Vicksburg National Military Park

 It’s freezing cold here today and we did have a little sleet.  Not bad at all compared to the rest of our country that is having the biggest blizzard ever!  We decided to stay where we are for two more days while the bad weather goes around us.
We went to see the Vicksburg National Military Park today.   This 1,800-acre park is America’s most monumented national military park, where the fate of our nation was decided in 1863 during the Civil War.  President Abraham Lincoln called Vicksburg “the key” and believed that “the war can never be brought to a close until that key is in our pocket.”  Maj. General Ulysses S. Grant was ordered to clear the Mississippi of confederate resistance.  This was one of the most bloody battles in the Civil War.  The battlefield includes 1,330 monuments and markers along a 16 mile tour road, a restored Union gunboat, and a National Cemetery.



The tour road goes around and thru the actual battlefield.
1,330 monuments and markers along a 16 mile tour road.

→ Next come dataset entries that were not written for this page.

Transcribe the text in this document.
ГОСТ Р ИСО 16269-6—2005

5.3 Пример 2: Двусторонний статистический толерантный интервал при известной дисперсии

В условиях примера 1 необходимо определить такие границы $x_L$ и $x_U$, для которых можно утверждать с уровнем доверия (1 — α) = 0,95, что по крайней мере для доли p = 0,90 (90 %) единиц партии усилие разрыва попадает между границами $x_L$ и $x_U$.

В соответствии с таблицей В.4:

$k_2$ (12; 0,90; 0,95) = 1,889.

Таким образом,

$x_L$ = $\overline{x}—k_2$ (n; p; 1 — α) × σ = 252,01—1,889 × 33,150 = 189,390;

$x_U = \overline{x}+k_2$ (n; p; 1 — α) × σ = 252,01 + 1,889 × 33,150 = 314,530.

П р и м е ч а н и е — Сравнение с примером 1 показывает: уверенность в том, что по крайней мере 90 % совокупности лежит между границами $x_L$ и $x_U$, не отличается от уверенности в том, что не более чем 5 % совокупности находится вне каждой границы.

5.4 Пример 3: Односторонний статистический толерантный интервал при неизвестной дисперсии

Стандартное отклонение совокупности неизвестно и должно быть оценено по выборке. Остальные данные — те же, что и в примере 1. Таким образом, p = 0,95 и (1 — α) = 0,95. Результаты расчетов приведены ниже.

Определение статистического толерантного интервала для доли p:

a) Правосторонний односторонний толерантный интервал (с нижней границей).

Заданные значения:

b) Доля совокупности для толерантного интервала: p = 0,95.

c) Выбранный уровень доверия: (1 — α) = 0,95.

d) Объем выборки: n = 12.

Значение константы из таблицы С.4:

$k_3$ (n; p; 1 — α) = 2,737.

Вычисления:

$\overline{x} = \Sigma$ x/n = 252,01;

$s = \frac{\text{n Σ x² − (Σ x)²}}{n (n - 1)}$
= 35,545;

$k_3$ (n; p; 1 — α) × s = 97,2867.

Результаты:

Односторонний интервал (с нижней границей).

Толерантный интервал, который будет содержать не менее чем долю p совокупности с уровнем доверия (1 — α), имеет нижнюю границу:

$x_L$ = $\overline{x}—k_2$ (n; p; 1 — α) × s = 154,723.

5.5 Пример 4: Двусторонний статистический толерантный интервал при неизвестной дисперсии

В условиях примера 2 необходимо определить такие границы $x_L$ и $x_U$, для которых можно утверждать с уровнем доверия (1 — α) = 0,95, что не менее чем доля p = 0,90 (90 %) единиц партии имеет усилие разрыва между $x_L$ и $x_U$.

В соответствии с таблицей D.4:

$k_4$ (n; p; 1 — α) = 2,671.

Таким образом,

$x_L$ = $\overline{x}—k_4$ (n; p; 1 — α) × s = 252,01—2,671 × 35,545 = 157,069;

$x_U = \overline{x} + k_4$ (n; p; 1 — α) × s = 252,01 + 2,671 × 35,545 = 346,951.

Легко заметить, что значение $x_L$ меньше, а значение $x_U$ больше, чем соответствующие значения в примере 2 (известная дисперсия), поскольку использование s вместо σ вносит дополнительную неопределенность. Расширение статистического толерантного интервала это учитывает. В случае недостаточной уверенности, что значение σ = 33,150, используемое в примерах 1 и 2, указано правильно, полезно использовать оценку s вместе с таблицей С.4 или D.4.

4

This was at a small Confederate fort on a big hill overlooking the Mississippi River.
Maj. General Ulysses S. Grant

Just a small portion of Vicksburg National Cemetery.  Of the 17,000 Union soldiers buried here, about 13,000 are unknown.  There are also veterans of the Spanish-American war, World Wars I and II and the Korean conflict.  It was closed to burials in 1961.
You can see what remains of a trench dug by the soldiers in the center of the picture.  You will see many more trenches throughout the park.
The U.S.S. Cairo.  A Union ironclad gunboat.  The first vessel in history to be sunk by an electrically detonated torpedo (today called a mine).